Désormais l’université de la communauté nationale à l’étranger sera permanente et thématique, c’est du moins ce qui est sorti hier des déclarations de ministre de la Solidarité nationale, de la Famille et de la Communauté nationale à l’étranger, Djamel Ould Abbès, lors de l’ouverture officielle des travaux de la 2e université de la communauté nationale à l’étranger, qui se tient actuellement à la wilaya d’ El-Oued. Le thème de cette rencontre est : »Femmes et développement : quelle approche solidaire et participative ». Etaient présents le premier jour, une panoplie de participants, notamment des représentants de différentes associations de notre communauté étrangère, ainsi que les officiels de cette wilaya à leur tête le wali. En outre, il est à rappeler que cette manifestation de quatre jours regroupe quelque 400 participants dont des experts nationaux venus d’Europe et du Maghreb, aux côtés des chercheurs et d’universitaires nationaux. Des représentants des ministères de la PME-PMI, de l’Agriculture et de l’Enseignement supérieur sont intervenus à cette rencontre pour enrichir la réflexion sur le thème de la femme et du développement.

Rendre hommage à la femme pour le rôle qu’elle a joué dans les mutations de la société, promouvoir ce rôle et renforcer sa participation dans la vie publique figurent parmi les objectifs retenus, dira le ministre.

En outre, cette université qui revêt un caractère permanent, a aussi pour but d’identifier les problèmes de la femme et envisager des solutions afin d’aboutir à sa pleine participation au développement du pays, a ajouté le conférencier. Une occasion qui se veut comme un espace de concertation et d’échange, en vue notamment de consolider l’esprit de solidarité avec la communauté nationale vivant à l’étranger et réaffirmer les liens séculaires, qui n’ont jamais été rompus, a estimé le ministre.

Il est à souligner également que la manifestation a pour objectif, de permettre aux compétences algériennes nées à l’étranger, de créer des passerelles avec leurs homologues en Algérie, pour évaluer les progrès réalisés par les femmes.

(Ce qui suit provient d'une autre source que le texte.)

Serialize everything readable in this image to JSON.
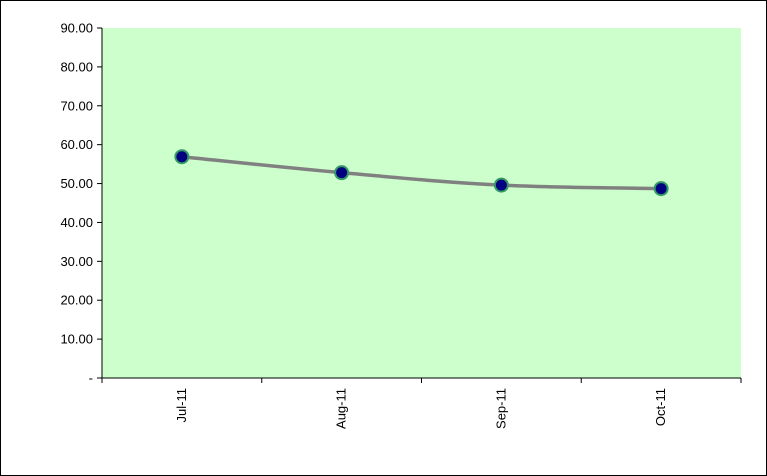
{
  "chart_data": {
    "type": "line",
    "title": "",
    "xlabel": "",
    "ylabel": "",
    "categories": [
      "Jul-11",
      "Aug-11",
      "Sep-11",
      "Oct-11"
    ],
    "series": [
      {
        "values": [
          56.9,
          52.8,
          49.6,
          48.7
        ]
      }
    ],
    "ylim": [
      0,
      90
    ],
    "yticks": [
      0,
      10,
      20,
      30,
      40,
      50,
      60,
      70,
      80,
      90
    ],
    "ytick_labels": [
      "-",
      "10.00",
      "20.00",
      "30.00",
      "40.00",
      "50.00",
      "60.00",
      "70.00",
      "80.00",
      "90.00"
    ],
    "grid": false,
    "legend": "none",
    "colors": {
      "plot_background": "#ccffcc",
      "line": "#808080",
      "marker_fill": "#000080",
      "marker_stroke": "#339966"
    }
  }
}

Un programme riche d’activités…

S’agissant du déroulement des travaux, 88 communications, dans le cadre de sessions plénières et de forums, en plus de 4 ateliers qui traiteront essentiellement de la participation de la femme à la vie sociale, culturelle et économique, sont au programme de cette université. Les femmes immigrées : « la difficulté, la diversité et la richesse », « La femme face à l’immigration clandestine », « Femme et cohésion sociale » et « Les outils d’accompagnement vers l’insertion professionnelle des femmes » sont quelques axes ciblés par les communications de cette rencontre.

Il convient de savoir que les participants à cet espace de concertation auront pour mission de formuler des propositions et d’émettre des avis sur tous les aspects concernant le rôle de la femme dans le développement. Par ailleurs, des activités culturelles telle qu’une exposition-vente des produits réalisés par des microentreprises ayant bénéficié du dispositif de l’Agence nationale de gestion de microcrédit (ANGEM), sont au menu de cette manifestation.

Enfin, il convient de rappeler que l’élection des membres du Conseil national consultatif de la communauté nationale établie à l’étranger aura lieu le mois de mars prochain.